On 25-04-2014, at 17:09, Allin Cottrell <cottrell(a)wfu.edu> wrote:
On Fri, 25 Apr 2014, Ignacio Diaz-Emparanza wrote:
> On 25/04/14 15:38, oleg_komashko(a)ukr.net wrote:
>>
>> to easily see the possible bug:
>>
>> run
>> #begin
>> nulldata 100
>> setobs 1 1910 --time-series
>> series norm = randgen(N,15000,200)
>> # end
>> start interactive R session and type in R console
>>> gretldata
>> What I obtained started as follows:
>> index norm
>> 1910 1 15
>> 1911 2 1
>> 1912 3 60
>>
>> !
>
> I see no problem here. Annual data from 1910 to 2009 are correctly shown.
> (Gretl from CVS with Ubuntu 12.04).
I think it depends on the R version. In R 3.1.0 there's a "new feature"

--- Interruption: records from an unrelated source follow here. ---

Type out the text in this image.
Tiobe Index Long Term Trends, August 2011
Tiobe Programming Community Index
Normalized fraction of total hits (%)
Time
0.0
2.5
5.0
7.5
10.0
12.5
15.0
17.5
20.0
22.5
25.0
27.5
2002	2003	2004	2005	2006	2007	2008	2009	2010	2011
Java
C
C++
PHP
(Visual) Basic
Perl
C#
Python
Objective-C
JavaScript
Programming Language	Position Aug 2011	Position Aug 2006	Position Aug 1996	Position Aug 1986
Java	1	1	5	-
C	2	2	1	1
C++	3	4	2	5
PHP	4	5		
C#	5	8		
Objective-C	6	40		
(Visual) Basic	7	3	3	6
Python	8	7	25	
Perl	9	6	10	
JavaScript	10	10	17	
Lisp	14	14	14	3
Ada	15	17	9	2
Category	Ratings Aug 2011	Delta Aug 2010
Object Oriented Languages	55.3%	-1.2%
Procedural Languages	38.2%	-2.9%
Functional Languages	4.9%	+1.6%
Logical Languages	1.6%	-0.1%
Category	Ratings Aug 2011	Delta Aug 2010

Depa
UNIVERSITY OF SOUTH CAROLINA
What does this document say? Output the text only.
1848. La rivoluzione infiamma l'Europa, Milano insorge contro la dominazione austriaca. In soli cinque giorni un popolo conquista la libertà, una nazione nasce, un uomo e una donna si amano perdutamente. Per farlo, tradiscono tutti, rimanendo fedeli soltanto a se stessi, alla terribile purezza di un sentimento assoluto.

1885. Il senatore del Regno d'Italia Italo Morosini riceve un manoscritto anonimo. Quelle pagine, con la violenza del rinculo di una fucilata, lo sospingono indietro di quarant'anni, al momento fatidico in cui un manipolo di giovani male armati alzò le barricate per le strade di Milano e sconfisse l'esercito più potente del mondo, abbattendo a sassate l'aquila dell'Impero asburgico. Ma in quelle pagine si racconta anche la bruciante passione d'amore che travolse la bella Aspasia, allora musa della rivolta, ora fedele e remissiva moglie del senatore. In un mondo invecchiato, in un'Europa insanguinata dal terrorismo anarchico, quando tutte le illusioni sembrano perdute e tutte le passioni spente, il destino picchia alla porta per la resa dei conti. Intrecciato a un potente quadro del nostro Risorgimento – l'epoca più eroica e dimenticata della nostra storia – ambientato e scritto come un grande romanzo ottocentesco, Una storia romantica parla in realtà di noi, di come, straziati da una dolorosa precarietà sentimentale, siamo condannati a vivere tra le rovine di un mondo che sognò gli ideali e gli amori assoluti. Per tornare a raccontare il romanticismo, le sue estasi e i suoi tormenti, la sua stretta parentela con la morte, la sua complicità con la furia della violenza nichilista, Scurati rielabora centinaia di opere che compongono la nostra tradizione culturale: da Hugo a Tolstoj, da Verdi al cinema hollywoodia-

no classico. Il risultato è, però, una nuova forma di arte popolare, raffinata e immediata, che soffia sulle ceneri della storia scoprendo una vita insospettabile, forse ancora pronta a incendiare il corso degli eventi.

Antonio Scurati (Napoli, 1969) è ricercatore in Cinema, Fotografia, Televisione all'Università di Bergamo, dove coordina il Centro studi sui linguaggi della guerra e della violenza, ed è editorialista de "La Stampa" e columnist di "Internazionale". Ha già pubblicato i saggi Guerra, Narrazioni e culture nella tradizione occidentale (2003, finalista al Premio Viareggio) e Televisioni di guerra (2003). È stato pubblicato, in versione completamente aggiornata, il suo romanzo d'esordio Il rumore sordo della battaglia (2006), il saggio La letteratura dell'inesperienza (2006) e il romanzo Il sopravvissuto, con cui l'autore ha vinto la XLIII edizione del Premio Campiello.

(in fact, a backwardly incompatible change) described as follows:
"type.convert() (and hence by default read.table()) returns a character
vector or factor when representing a numeric input as a double would lose
accuracy."
So if we happen to print data for consumption by R with more than (I
suppose) 16 significant digits it gets silently borked.
I copied the first 21 lines of the file written by Gretl to a new .csv ( see the attached
file).
And used this R code:
gdata <- read.table("gretldat.csv",
header=TRUE,colClasses="numeric")
gdata
str(gdata)
print(gdata,digits=16)
to read the data.
This seem prints the data correctly and in addition all columns of gdata are numeric.